Just how the soaring CO2 lowers nutrient content remains under debate. The prevailing hypothesis has been that extra carbon in the atmosphere lets plants bulk up with carbohydrates, in a sense diluting anything that isn’t a carbohydrate, plant micronutrients included.
Not so, says plant physiologist Arnold Bloom of the University of California, Davis, a coauthor of the 2014 paper in Nature. A wide range of experimental results show that although most nutrients go down, some do not and some even go up. That doesn’t fit with a general pattern of low, “diluted” concentrations, concentrations of the various noncarbohydrates scattered all over the place.
With nutrient concentrations going down, it might seem that people could solve the problem just by eating more. But there may not be more. Early studies raised hopes that extra CO2 might give plants’ carbon-trapping machinery extra raw material for growth spurts and bonanza yields. But sustained growth now looks elusive. Experiments tracking growth over years suggest that plants may not sustain initial surges, and theoretical predictions that build in such nonminor details as pests and water supplies are not encouraging. The 2014 report from the Intergovernmental Panel on Climate Change notes that crop yields are more likely to decrease than soar and agriculture will have to change to try to compensate.

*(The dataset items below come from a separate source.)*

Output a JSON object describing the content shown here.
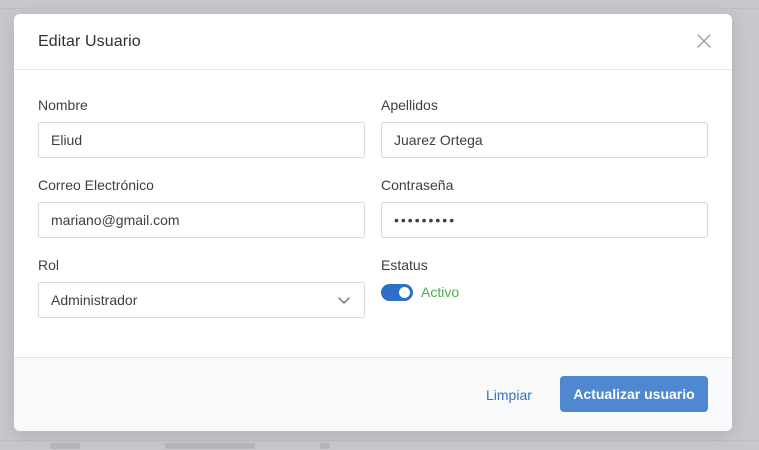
{
  "modal": {
    "title": "Editar Usuario"
  },
  "form": {
    "nombre": {
      "label": "Nombre",
      "value": "Eliud"
    },
    "apellidos": {
      "label": "Apellidos",
      "value": "Juarez Ortega"
    },
    "correo": {
      "label": "Correo Electrónico",
      "value": "mariano@gmail.com"
    },
    "contrasena": {
      "label": "Contraseña",
      "value": "•••••••••"
    },
    "rol": {
      "label": "Rol",
      "value": "Administrador"
    },
    "estatus": {
      "label": "Estatus",
      "value": "Activo",
      "on": true
    }
  },
  "footer": {
    "clear_label": "Limpiar",
    "submit_label": "Actualizar usuario"
  },
  "colors": {
    "primary": "#4d88d0",
    "toggle_on": "#2f6fc8",
    "status_active": "#4caf50",
    "link": "#3c72b8"
  },
  "icons": {
    "close": "close-icon",
    "select": "chevron-down-icon"
  }
}
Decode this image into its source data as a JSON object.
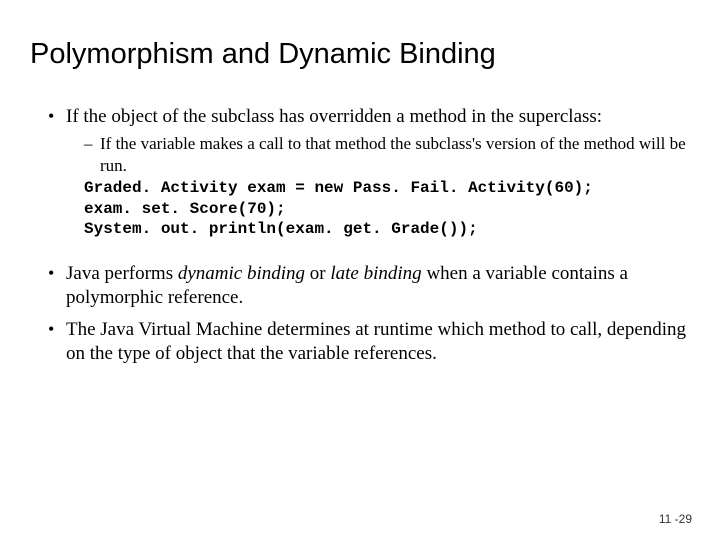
{
  "title": "Polymorphism and Dynamic Binding",
  "bullet1": "If the object of the subclass has overridden a method in the superclass:",
  "sub1": "If the variable makes a call to that method the subclass's version of the method will be run.",
  "code": "Graded. Activity exam = new Pass. Fail. Activity(60);\nexam. set. Score(70);\nSystem. out. println(exam. get. Grade());",
  "bullet2_pre": "Java performs ",
  "bullet2_dyn": "dynamic binding",
  "bullet2_or": " or ",
  "bullet2_late": "late binding",
  "bullet2_post": " when a variable contains a polymorphic reference.",
  "bullet3": "The Java Virtual Machine determines at runtime which method to call, depending on the type of object that the variable references.",
  "page": "11 -29"
}
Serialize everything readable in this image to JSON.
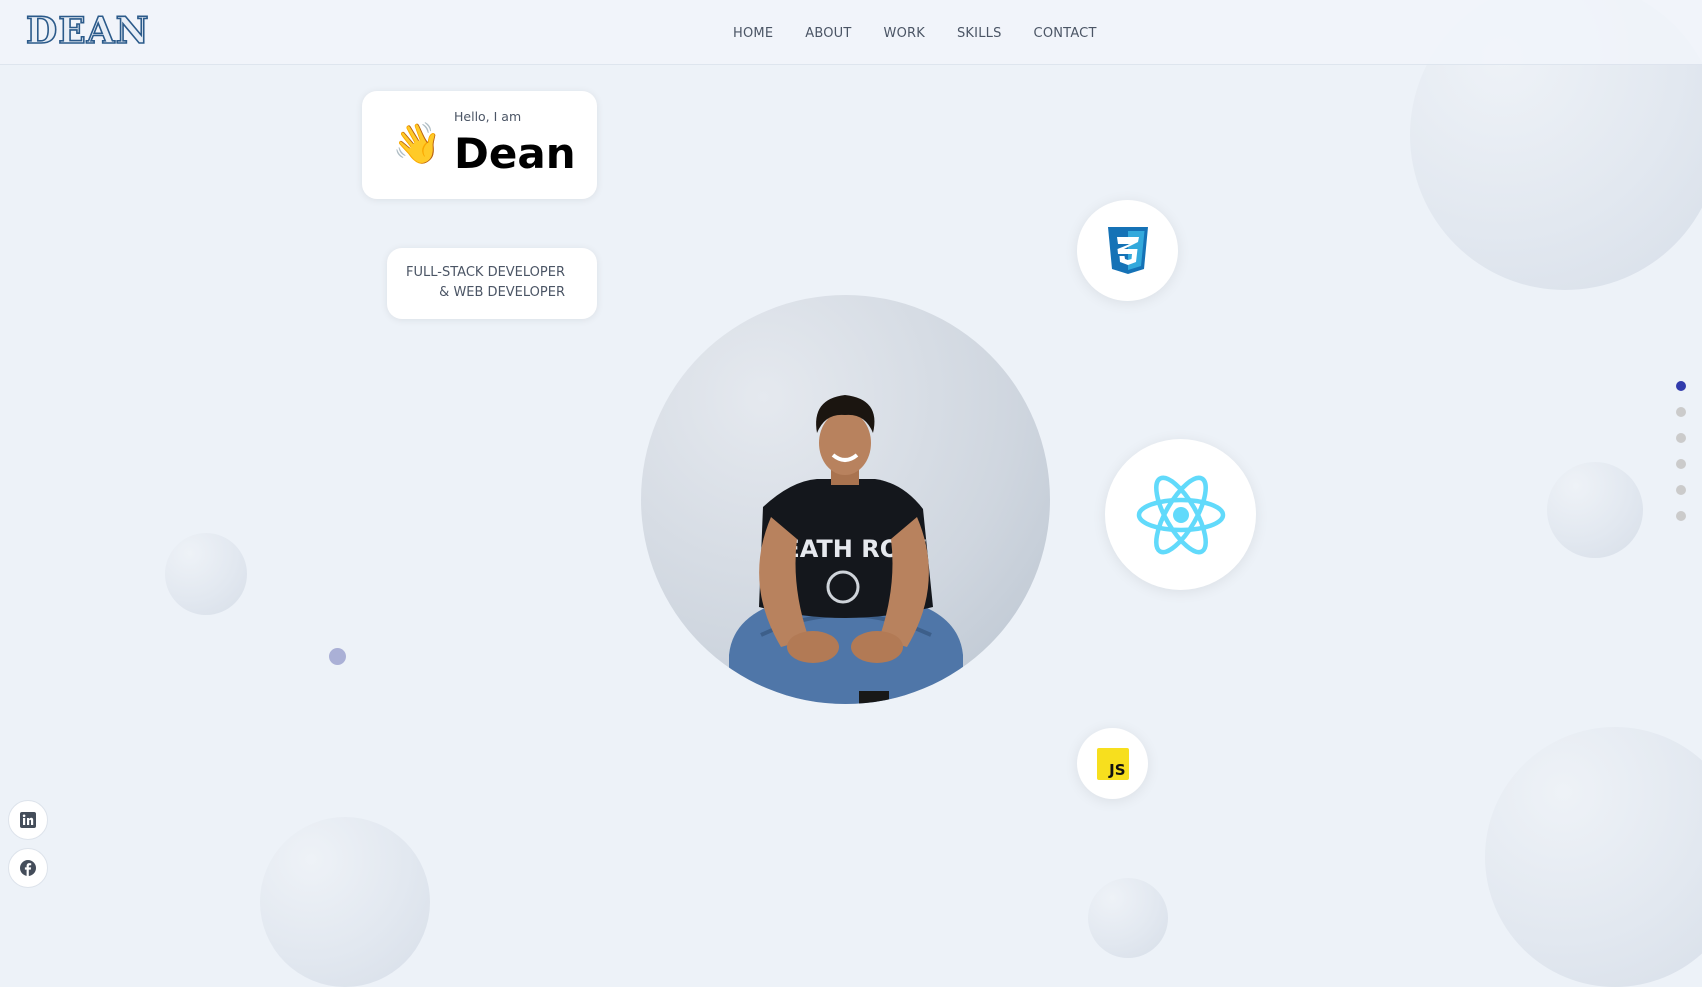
{
  "brand": {
    "logo": "DEAN"
  },
  "nav": {
    "links": [
      "HOME",
      "ABOUT",
      "WORK",
      "SKILLS",
      "CONTACT"
    ]
  },
  "hero": {
    "greeting": "Hello, I am",
    "name": "Dean",
    "wave_emoji": "👋",
    "role_line1": "FULL-STACK DEVELOPER",
    "role_line2": "& WEB DEVELOPER",
    "profile_shirt_text": "DEATH ROW"
  },
  "skills": {
    "icons": [
      "css3-icon",
      "react-icon",
      "javascript-icon"
    ],
    "js_label": "JS"
  },
  "section_dots": {
    "count": 6,
    "active_index": 0
  },
  "social": {
    "icons": [
      "linkedin-icon",
      "facebook-icon"
    ]
  },
  "colors": {
    "accent": "#313bac",
    "background": "#edf2f8",
    "css3": "#1572b6",
    "react": "#61dafb",
    "javascript": "#f7df1e"
  }
}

“Global demand for food is rising more steeply than ever before in human history,” Myers said in Atlanta. In 40 years, agriculture will have to produce 70 percent more food than it does today just to keep even as Earth’s population grows by several billion people. Yet in this time of growing need, human activities are transforming the climate in ways that could make farming even more of a challenge.